Google Chrome remains the most-used internet browser, and with people quarantining and working from home for the foreseeable future, it’s probably a good time to brush up on ways to make your web surfing more secure and private. One way to do that is with Chrome privacy extensions.
While Chrome does offer some built-in ways to improve privacy, a few Chrome privacy extensions can make your browser just a little bit more secure.
There are a lot of options out there, but some extensions offer specific benefits that might be more appealing to some users like focusing on ad tracking, third-party cookies, password management, and more.
Here are five solid Chrome privacy extensions to consider and a quick guide on how to install them.
How to add privacy extensions to Chrome
Luckily for Chrome users, the browser easily connects with non-Google extensions to enhance specific user experiences. So, those with privacy concerns can attach any preferred extension to block ads and cookies.
Most privacy extensions are accessible through downloading directly off from Chrome. However, a selection of Chrome compatible privacy extensions are located on the Chrome Web Store by searching for privacy extensions.
After selecting the privacy extension, press “add to Chrome.” A pop-up will appear and ask for permission before it connects. Then it will live in the top right corner.
Once added, users can adjust the options of the extension to fit their specific needs. Some people find ads targeted towards their interests useful while others find it invasive. Most privacy extensions have a “clear cookies” options which partly stops companies from tracking user activity.
But, privacy extensions don’t just wipe cookies, they provide a myriad of protections to prevent the oversharing of private data.
5 Chrome Privacy Extensions To Consider
Privacy Badger is one of the extensions that specifically monitors for third-party trackers. It automatically blocks advertisers from following users from site to site. The extension is spearheaded by the Electronic Frontier Foundation.

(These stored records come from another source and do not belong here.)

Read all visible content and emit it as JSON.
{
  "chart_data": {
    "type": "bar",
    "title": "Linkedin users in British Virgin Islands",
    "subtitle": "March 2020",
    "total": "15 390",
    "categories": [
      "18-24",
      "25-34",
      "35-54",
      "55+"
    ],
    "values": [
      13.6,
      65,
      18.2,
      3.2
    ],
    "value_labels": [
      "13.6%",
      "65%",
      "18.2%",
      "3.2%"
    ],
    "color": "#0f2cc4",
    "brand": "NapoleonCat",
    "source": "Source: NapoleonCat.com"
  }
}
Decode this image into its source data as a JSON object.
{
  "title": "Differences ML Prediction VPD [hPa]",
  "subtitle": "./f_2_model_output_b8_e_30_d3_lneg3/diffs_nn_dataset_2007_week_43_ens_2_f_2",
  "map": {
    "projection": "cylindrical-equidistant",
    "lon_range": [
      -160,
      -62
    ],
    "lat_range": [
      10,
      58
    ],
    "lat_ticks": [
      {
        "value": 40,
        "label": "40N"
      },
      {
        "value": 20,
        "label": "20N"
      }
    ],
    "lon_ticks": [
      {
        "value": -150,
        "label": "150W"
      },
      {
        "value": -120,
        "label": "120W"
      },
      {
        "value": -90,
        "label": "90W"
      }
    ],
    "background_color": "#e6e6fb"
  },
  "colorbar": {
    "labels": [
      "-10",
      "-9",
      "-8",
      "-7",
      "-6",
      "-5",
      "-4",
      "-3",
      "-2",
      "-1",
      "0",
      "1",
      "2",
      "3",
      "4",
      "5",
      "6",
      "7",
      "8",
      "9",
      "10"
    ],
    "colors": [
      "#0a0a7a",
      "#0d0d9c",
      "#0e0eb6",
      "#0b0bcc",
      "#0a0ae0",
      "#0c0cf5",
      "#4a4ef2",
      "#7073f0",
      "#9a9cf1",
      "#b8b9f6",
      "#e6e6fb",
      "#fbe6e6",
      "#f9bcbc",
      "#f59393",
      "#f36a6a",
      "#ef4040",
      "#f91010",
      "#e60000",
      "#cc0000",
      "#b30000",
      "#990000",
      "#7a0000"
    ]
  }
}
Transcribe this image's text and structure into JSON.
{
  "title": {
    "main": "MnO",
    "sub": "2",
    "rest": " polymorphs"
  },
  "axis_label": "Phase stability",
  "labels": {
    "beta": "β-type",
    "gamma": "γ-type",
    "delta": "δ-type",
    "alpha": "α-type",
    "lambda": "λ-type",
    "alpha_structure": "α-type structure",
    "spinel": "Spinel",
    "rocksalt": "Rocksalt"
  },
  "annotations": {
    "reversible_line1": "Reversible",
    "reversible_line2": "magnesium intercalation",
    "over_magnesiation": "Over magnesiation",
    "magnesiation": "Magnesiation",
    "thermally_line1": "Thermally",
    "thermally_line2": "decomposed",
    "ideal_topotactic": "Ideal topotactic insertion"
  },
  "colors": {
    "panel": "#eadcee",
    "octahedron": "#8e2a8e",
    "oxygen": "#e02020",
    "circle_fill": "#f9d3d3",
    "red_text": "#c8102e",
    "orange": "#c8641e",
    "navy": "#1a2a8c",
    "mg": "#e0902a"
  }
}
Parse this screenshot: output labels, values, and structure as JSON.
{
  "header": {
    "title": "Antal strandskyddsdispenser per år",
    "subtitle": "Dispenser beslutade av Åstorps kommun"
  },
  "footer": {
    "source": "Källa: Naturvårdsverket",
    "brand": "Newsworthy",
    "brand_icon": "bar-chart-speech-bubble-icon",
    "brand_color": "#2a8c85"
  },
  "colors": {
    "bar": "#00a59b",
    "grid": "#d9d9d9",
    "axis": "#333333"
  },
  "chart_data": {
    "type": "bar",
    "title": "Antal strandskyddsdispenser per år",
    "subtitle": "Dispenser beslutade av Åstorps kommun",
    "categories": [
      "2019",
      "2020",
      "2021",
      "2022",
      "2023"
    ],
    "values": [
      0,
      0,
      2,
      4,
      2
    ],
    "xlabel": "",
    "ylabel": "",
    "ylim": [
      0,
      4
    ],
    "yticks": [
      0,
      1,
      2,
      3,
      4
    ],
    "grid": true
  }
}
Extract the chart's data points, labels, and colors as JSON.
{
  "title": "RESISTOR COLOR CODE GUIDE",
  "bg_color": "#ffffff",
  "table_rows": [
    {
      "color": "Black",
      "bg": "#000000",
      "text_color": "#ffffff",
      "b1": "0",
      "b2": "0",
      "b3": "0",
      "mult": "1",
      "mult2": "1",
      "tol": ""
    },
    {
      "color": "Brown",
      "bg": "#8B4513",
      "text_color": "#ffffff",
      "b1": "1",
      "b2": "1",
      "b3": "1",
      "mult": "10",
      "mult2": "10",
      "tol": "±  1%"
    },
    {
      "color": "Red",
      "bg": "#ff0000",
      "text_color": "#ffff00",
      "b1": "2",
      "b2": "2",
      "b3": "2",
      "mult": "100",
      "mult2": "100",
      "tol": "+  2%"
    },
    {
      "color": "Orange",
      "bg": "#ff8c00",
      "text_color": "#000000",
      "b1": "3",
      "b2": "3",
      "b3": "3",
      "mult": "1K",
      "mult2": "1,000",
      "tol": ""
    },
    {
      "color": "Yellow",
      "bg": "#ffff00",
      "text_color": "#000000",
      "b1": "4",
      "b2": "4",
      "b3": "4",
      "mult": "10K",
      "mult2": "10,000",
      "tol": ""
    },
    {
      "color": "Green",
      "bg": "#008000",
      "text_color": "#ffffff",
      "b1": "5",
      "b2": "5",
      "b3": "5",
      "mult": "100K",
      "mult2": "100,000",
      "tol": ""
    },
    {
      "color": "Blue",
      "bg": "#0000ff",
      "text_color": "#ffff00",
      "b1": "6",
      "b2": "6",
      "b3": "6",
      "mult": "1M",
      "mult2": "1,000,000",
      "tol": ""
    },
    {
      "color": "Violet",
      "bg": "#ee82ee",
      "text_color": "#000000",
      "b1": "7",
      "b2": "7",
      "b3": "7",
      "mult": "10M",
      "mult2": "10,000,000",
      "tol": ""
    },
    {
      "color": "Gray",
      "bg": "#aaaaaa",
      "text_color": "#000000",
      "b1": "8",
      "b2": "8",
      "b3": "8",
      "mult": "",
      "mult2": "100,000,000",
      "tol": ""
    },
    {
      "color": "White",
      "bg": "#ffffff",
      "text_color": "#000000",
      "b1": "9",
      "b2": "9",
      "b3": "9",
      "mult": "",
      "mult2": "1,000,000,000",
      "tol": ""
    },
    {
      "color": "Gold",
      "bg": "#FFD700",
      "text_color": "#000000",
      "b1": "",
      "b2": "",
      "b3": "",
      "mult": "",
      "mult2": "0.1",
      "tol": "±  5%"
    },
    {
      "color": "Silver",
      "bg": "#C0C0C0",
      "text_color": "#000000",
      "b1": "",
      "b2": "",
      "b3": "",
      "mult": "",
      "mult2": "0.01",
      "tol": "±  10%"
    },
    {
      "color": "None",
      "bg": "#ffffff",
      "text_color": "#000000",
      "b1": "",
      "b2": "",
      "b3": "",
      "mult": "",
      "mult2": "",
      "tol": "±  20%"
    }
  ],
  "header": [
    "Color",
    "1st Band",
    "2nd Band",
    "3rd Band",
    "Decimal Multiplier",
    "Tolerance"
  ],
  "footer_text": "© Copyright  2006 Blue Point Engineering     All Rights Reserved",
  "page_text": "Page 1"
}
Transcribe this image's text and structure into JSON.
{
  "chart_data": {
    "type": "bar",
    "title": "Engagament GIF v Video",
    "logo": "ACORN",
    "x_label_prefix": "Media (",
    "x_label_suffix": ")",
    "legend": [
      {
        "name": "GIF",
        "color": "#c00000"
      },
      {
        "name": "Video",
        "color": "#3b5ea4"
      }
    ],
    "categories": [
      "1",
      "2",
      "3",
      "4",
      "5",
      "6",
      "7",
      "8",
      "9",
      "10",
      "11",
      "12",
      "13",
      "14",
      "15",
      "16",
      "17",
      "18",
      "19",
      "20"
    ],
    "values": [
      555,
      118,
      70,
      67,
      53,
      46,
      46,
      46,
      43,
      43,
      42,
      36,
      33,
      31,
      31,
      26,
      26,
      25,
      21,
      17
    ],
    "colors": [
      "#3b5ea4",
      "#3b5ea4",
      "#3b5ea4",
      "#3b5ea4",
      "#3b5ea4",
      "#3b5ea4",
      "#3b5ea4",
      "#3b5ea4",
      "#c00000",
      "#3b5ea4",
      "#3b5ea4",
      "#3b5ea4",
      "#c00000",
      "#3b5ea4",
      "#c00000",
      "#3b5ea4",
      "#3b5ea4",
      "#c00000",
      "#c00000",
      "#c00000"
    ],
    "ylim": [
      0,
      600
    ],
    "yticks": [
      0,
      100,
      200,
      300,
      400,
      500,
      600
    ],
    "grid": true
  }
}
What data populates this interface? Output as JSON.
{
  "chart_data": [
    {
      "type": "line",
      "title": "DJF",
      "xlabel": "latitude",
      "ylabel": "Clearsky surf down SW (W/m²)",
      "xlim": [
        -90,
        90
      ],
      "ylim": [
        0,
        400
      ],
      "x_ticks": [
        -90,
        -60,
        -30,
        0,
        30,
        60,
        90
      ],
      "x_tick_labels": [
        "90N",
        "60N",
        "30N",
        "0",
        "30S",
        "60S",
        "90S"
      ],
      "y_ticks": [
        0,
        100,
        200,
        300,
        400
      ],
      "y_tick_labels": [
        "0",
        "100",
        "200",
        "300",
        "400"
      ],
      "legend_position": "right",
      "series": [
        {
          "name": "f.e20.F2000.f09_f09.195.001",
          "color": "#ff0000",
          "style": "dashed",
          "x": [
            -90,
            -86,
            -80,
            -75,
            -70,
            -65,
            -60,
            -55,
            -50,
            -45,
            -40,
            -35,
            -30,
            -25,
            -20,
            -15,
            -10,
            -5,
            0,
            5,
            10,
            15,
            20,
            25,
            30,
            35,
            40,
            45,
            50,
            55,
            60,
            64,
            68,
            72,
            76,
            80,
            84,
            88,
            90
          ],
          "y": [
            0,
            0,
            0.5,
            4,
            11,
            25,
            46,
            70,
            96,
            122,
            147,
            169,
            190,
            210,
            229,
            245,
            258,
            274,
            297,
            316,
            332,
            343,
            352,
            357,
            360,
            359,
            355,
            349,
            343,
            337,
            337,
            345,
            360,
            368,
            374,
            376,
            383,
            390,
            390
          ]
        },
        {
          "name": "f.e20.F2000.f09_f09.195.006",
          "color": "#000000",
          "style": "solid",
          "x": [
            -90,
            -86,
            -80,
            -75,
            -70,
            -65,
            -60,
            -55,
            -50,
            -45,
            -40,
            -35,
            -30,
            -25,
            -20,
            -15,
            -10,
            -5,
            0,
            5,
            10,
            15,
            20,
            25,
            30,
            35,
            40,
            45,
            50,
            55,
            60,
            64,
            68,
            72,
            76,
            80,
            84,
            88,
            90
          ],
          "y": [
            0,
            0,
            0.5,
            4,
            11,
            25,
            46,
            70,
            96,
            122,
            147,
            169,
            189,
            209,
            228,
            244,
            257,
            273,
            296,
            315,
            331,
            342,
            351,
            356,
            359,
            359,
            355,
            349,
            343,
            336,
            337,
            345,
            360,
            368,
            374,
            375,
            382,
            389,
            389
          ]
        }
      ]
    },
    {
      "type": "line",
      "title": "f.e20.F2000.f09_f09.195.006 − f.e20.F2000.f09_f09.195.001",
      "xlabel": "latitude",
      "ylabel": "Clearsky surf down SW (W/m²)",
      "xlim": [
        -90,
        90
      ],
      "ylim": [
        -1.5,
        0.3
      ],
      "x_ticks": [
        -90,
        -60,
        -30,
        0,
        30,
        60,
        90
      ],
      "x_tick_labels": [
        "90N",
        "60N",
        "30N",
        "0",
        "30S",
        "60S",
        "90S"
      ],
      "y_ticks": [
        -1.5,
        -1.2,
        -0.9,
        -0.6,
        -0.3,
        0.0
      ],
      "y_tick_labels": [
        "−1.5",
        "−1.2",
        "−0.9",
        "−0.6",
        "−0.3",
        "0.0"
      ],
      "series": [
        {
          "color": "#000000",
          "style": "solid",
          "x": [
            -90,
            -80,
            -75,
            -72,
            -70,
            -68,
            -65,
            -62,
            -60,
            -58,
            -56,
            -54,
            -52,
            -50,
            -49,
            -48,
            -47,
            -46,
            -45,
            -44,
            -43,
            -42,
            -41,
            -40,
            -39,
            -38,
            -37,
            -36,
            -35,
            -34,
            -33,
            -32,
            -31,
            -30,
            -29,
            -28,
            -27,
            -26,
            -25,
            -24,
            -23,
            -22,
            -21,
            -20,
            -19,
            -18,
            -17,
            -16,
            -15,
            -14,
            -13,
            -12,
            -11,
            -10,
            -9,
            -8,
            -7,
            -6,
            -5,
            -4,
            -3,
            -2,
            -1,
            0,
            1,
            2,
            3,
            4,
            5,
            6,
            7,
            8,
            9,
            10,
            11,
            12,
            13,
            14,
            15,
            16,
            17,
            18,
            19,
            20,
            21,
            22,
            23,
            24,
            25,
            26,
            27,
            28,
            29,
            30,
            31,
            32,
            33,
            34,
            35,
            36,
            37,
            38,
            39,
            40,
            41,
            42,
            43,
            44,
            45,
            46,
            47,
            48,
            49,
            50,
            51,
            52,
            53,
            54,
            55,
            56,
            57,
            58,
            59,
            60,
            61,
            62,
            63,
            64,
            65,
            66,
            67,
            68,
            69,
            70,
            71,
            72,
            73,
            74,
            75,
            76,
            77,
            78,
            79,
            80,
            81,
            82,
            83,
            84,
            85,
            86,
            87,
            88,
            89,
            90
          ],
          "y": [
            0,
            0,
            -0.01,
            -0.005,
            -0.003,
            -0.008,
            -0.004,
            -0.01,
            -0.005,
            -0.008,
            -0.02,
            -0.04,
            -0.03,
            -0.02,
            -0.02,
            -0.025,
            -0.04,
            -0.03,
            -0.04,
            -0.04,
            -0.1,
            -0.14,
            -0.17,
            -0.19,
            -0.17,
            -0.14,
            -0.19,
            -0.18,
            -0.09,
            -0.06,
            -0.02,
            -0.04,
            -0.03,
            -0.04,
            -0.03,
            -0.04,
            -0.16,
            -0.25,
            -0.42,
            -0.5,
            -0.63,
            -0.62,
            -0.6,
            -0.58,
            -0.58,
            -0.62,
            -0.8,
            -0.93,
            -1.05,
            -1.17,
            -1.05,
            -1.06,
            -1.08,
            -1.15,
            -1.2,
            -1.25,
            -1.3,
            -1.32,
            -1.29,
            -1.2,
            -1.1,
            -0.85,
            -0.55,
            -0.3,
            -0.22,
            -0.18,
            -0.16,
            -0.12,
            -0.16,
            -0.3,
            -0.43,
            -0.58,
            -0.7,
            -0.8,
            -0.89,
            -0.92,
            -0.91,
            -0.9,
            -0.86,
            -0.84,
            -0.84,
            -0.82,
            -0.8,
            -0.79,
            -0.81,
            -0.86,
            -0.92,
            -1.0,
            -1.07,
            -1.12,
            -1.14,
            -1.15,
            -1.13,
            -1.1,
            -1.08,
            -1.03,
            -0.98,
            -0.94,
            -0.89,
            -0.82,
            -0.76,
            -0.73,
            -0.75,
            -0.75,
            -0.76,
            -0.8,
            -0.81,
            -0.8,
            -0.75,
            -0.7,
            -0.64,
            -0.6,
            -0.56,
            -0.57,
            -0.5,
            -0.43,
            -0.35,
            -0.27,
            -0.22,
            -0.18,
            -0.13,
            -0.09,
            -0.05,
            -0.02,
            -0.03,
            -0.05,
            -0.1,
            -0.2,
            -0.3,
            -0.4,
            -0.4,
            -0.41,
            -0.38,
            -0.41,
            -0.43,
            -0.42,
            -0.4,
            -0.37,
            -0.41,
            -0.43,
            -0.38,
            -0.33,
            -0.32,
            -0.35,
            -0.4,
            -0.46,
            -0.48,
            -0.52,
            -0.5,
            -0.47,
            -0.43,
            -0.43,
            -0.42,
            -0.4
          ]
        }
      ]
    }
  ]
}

Privacy Badger blocks content that seems to be tracking users across different websites. It also keeps track of third-party domains in pages a user visits.
Red, yellow and green sliders on the Privacy Badger menu indicate which third-party domains are on your browser. A green slider means that there has not been any site to site tracking by the third-party. Yellow indicates that there is some tracking possible. Finally, red shows what Privacy Badger has blocked from tracking.
This color designation differentiates the tool from a traditional ad blocker as it allows for ads that don’t cross the line from site-to-site.
Blur is an extension that protects users beyond ad tracking. The application is a two-in-one stop for password and email protection.
First, Blur manages passwords for any online account. It provides strong options for new passwords while storing saved passwords within the extension.
Additionally, the privacy extension encrypts user email for online accounts. Blur provides a slightly different email, that still functions as the original email, for an online account. So if the Blur email is compromised, the original email remains safe. Any message sent to the masked email will still end up in the user’s inbox.
uBlock Origin is another third-party ad blocker. Its purpose is similar to Privacy Badger as it does not aim to block all ads but rather the ads that follow users from site to site.
The extension interface shows how many ads are blocked on a current page and on the browser in total. The advance mode details which cookies have been blocked on each specific site.
uBlock Origin also prevents malware from taking over user data. Hackers can design software in the form of advertisements that steal private data. uBlock Origin identifies these types of attacks and automatically blocks them.
HTTPS Everywhere simply adds an ‘S’ to the HTTP at the beginning of each web url.
But that small change means a lot for user security.
It changes the site from regular HTTP protocol to strong by encrypting internet connection to the current site. This makes it more difficult for hackers to hijack a browser through an insecure Wi-Fi network.
Most sites on Chrome added the ‘S’ after Google announced in 2018 that it would be moving towards the strong protocol. But, some still remain regular and that’s where HTTPS Everywhere comes in.
Ghostery is a free extension that blocks third-party data trackers.
The extension notifies users how many trackers it is blocking, and can give you an in-depth look at what trackers are on a particular website.
For instance, if you’re on a website and click on the blue ghost icon for the extension, it gives you an instant run-down of how many trackers were blocked, how many of those trackers were for advertising, customer interaction, essential, or site analytics.
If you’re still quarantining and finding yourself with time on your hands, beefing up your browsing privacy and security with a few easy-to-install extensions is probably a productive way to pass the time.